Rusty Chism would have felt a sense of pride.
At least that’s the hope of St. Joseph-Stanton Fire Protection District Chief Josh Reese with the new fire station that will be dedicated on Sunday afternoon.
Chism, a former fire chief for St. Joseph-Stanton, died in January 2015 from thymic cancer.
“I think Chief Chism would be happy with the building,” Reese said. “We used a lot of his ideas in the building, such as the exhaust system we have to take diesel fumes from the building. Cancer risks in the fire service is huge, and this is one way to help reduce that risk. I believe he would be proud of the building that will last us long into the future.”
The new building is at 222 E. Warren St., located near downtown St. Joseph and right next to the old building that was torn down in order to construct the new facility.
On Sunday, several former firefighters will be at the dedication that starts at 2 p.m.
The early impressions from the former firefighters on the new building?
Two thumbs up.
“They said they wished that they had something like this,” Reese said, “and that we did it right to make it last us a long time.”
The dedication will also serve as a fire protection open house for children.
A silent auction, sponsored by the Fire Wives Auxiliary, will also take place. Proceeds will go to fund hosting Santa at the building in December.
The new building was a dream at the start of the decade after voters did not approve a proposal to build a new station three previous times in November 2010, April 2011 and April 2013.

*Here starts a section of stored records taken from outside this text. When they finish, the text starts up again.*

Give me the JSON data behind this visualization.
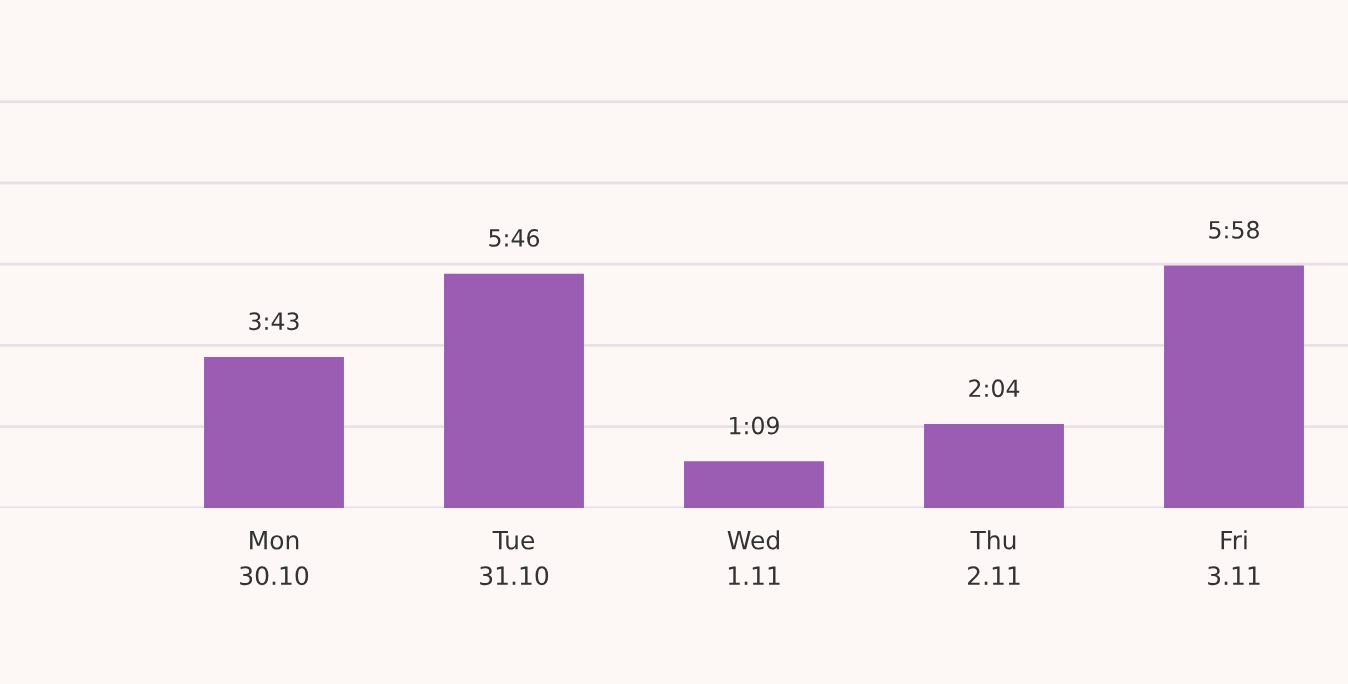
{
  "chart_data": {
    "type": "bar",
    "categories": [
      "Mon\n30.10",
      "Tue\n31.10",
      "Wed\n1.11",
      "Thu\n2.11",
      "Fri\n3.11"
    ],
    "values": [
      3.717,
      5.767,
      1.15,
      2.067,
      5.967
    ],
    "value_labels": [
      "3:43",
      "5:46",
      "1:09",
      "2:04",
      "5:58"
    ],
    "color": "#9b5db4",
    "ylim": [
      0,
      12.5
    ],
    "yticks": [
      {
        "value": 0,
        "label": null
      },
      {
        "value": 2,
        "label": null
      },
      {
        "value": 4,
        "label": null
      },
      {
        "value": 6,
        "label": null
      },
      {
        "value": 8,
        "label": null
      },
      {
        "value": 10,
        "label": null
      }
    ],
    "tick_labels": "x",
    "grid": "y"
  }
}
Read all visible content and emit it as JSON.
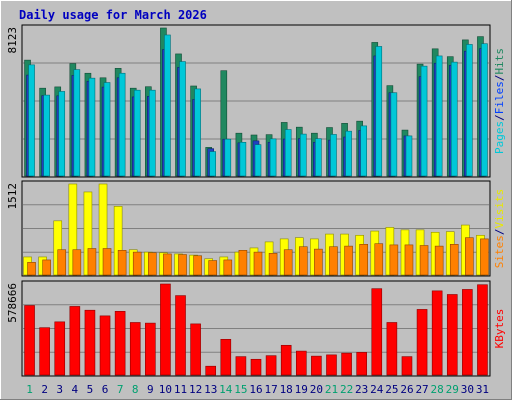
{
  "chart_data": {
    "type": "bar",
    "title": "Daily usage for March 2026",
    "categories": [
      "1",
      "2",
      "3",
      "4",
      "5",
      "6",
      "7",
      "8",
      "9",
      "10",
      "11",
      "12",
      "13",
      "14",
      "15",
      "16",
      "17",
      "18",
      "19",
      "20",
      "21",
      "22",
      "23",
      "24",
      "25",
      "26",
      "27",
      "28",
      "29",
      "30",
      "31"
    ],
    "weekend_days": [
      "1",
      "7",
      "8",
      "14",
      "15",
      "21",
      "22",
      "28",
      "29"
    ],
    "panels": [
      {
        "id": "hits-files-pages",
        "max_label": "8123",
        "ymax": 8123,
        "legend": [
          {
            "text": "Pages",
            "color": "#00c8d8"
          },
          {
            "text": "/",
            "color": "#000080"
          },
          {
            "text": "Files",
            "color": "#0040ff"
          },
          {
            "text": "/",
            "color": "#000080"
          },
          {
            "text": "Hits",
            "color": "#208860"
          }
        ],
        "series": [
          {
            "name": "Hits",
            "color": "#208860",
            "values": [
              6360,
              4820,
              4890,
              6170,
              5640,
              5390,
              5910,
              4820,
              4900,
              8123,
              6700,
              4940,
              1570,
              5780,
              2350,
              2250,
              2270,
              2940,
              2680,
              2350,
              2660,
              2890,
              3010,
              7330,
              4960,
              2520,
              6140,
              6980,
              6550,
              7470,
              7650
            ]
          },
          {
            "name": "Files",
            "color": "#2040c0",
            "values": [
              5540,
              4410,
              4400,
              5520,
              5200,
              4880,
              5390,
              4340,
              4370,
              6940,
              5960,
              4200,
              1500,
              2020,
              1820,
              1930,
              1850,
              2030,
              2050,
              1850,
              1970,
              2140,
              2500,
              6590,
              4570,
              2200,
              5450,
              6190,
              6070,
              6850,
              6990
            ]
          },
          {
            "name": "Pages",
            "color": "#00c8d8",
            "values": [
              6100,
              4440,
              4640,
              5840,
              5370,
              5130,
              5640,
              4710,
              4710,
              7740,
              6280,
              4780,
              1340,
              2020,
              1850,
              1720,
              2040,
              2550,
              2300,
              2050,
              2280,
              2460,
              2750,
              7110,
              4570,
              2200,
              6030,
              6590,
              6250,
              7220,
              7260
            ]
          }
        ]
      },
      {
        "id": "visits-sites",
        "max_label": "1512",
        "ymax": 1512,
        "legend": [
          {
            "text": "Sites",
            "color": "#ff8000"
          },
          {
            "text": "/",
            "color": "#000080"
          },
          {
            "text": "Visits",
            "color": "#e8e800"
          }
        ],
        "series": [
          {
            "name": "Visits",
            "color": "#ffff00",
            "values": [
              300,
              300,
              900,
              1512,
              1380,
              1512,
              1140,
              420,
              380,
              370,
              350,
              330,
              270,
              300,
              380,
              450,
              550,
              600,
              620,
              600,
              680,
              680,
              660,
              730,
              790,
              750,
              750,
              710,
              720,
              830,
              660
            ]
          },
          {
            "name": "Sites",
            "color": "#ff8000",
            "values": [
              210,
              250,
              420,
              420,
              440,
              440,
              410,
              380,
              370,
              350,
              340,
              320,
              240,
              250,
              410,
              380,
              360,
              420,
              470,
              430,
              470,
              480,
              510,
              520,
              500,
              500,
              490,
              480,
              510,
              620,
              600
            ]
          }
        ]
      },
      {
        "id": "kbytes",
        "max_label": "578666",
        "ymax": 578666,
        "legend": [
          {
            "text": "KBytes",
            "color": "#ff0000"
          }
        ],
        "series": [
          {
            "name": "KBytes",
            "color": "#ff0000",
            "values": [
              442000,
              301000,
              338000,
              436000,
              412000,
              376000,
              405000,
              334000,
              330000,
              578666,
              505000,
              325000,
              56000,
              227000,
              117000,
              100000,
              123000,
              189000,
              152000,
              120000,
              128000,
              139000,
              144000,
              549000,
              334000,
              117000,
              417000,
              535000,
              512000,
              544000,
              574000
            ]
          }
        ]
      }
    ]
  }
}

But in the spring of 2016, voters passed a tax increase where the funds would be used to replace old and outdated gear and equipment.

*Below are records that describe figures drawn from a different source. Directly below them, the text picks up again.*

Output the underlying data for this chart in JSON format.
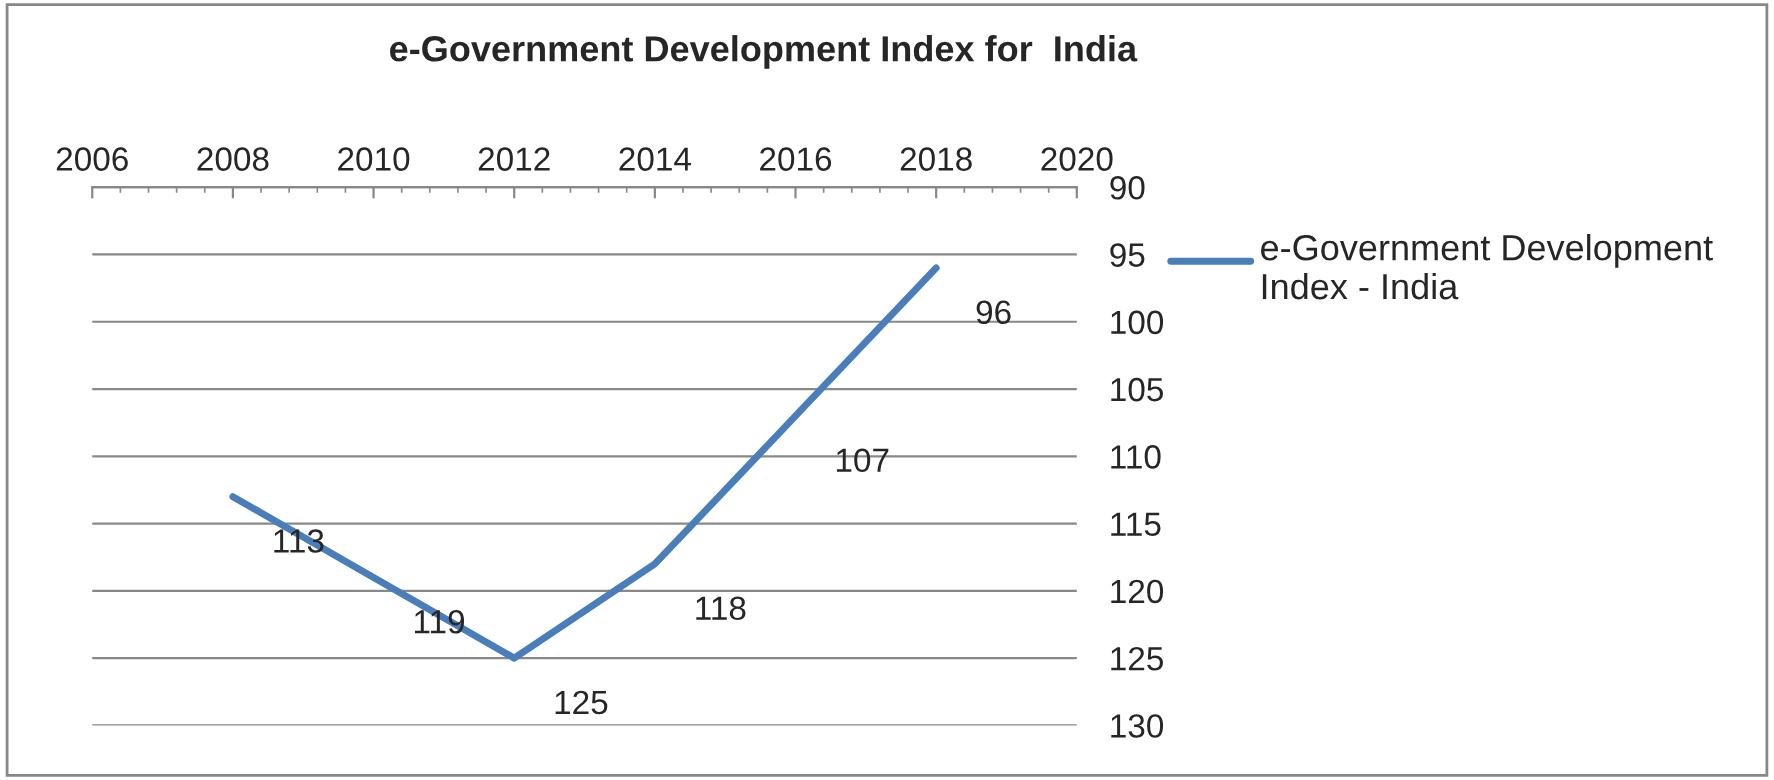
{
  "chart_data": {
    "type": "line",
    "title": "e-Government Development Index for  India",
    "x": [
      2008,
      2010,
      2012,
      2014,
      2016,
      2018
    ],
    "series": [
      {
        "name": "e-Government Development Index - India",
        "color": "#4a7ebb",
        "values": [
          113,
          119,
          125,
          118,
          107,
          96
        ]
      }
    ],
    "xlim": [
      2006,
      2020
    ],
    "xticks": [
      2006,
      2008,
      2010,
      2012,
      2014,
      2016,
      2018,
      2020
    ],
    "ylim": [
      130,
      90
    ],
    "yticks": [
      90,
      95,
      100,
      105,
      110,
      115,
      120,
      125,
      130
    ],
    "grid": "y",
    "legend": "right",
    "data_labels": true,
    "marker": "none",
    "line_style": "solid"
  }
}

“We needed to get equipment updated first, and we have gotten that done,” Reese said.
Then, a year ago, the district announced a new building was in the works, also thanks to the tax increase voters approved three years ago.
“It’s a building the community can be proud of and a building we will put to good use,” Reese said. “It’s very rewarding that we got this done.”
The dark gray building, which has five red bay doors and the fire protection district logo above the bays, will allow the district to train inside the building, host seminars with other districts and hold community events.
“We wanted the building to look appealing to the community and like a fire station,” Reese said, “Not just like an ordinary pole barn thrown up in the middle of town.”
—Like the previous station that opened in 1973 and was not originally intended to be a fire station. Where the old station stood now serves as a parking lot for the new station.
Reese said support beams at the old station, which had already been replaced once, were starting to rot again. Several gaps underneath the walls increased heating bills, while electrical issues and a roof needing to be replaced were among several issues at the old station.
Now, though, all that is beyond the district. And they’re ready for the public to check out their new digs.
“Guys are taking pride in it,” Reese said.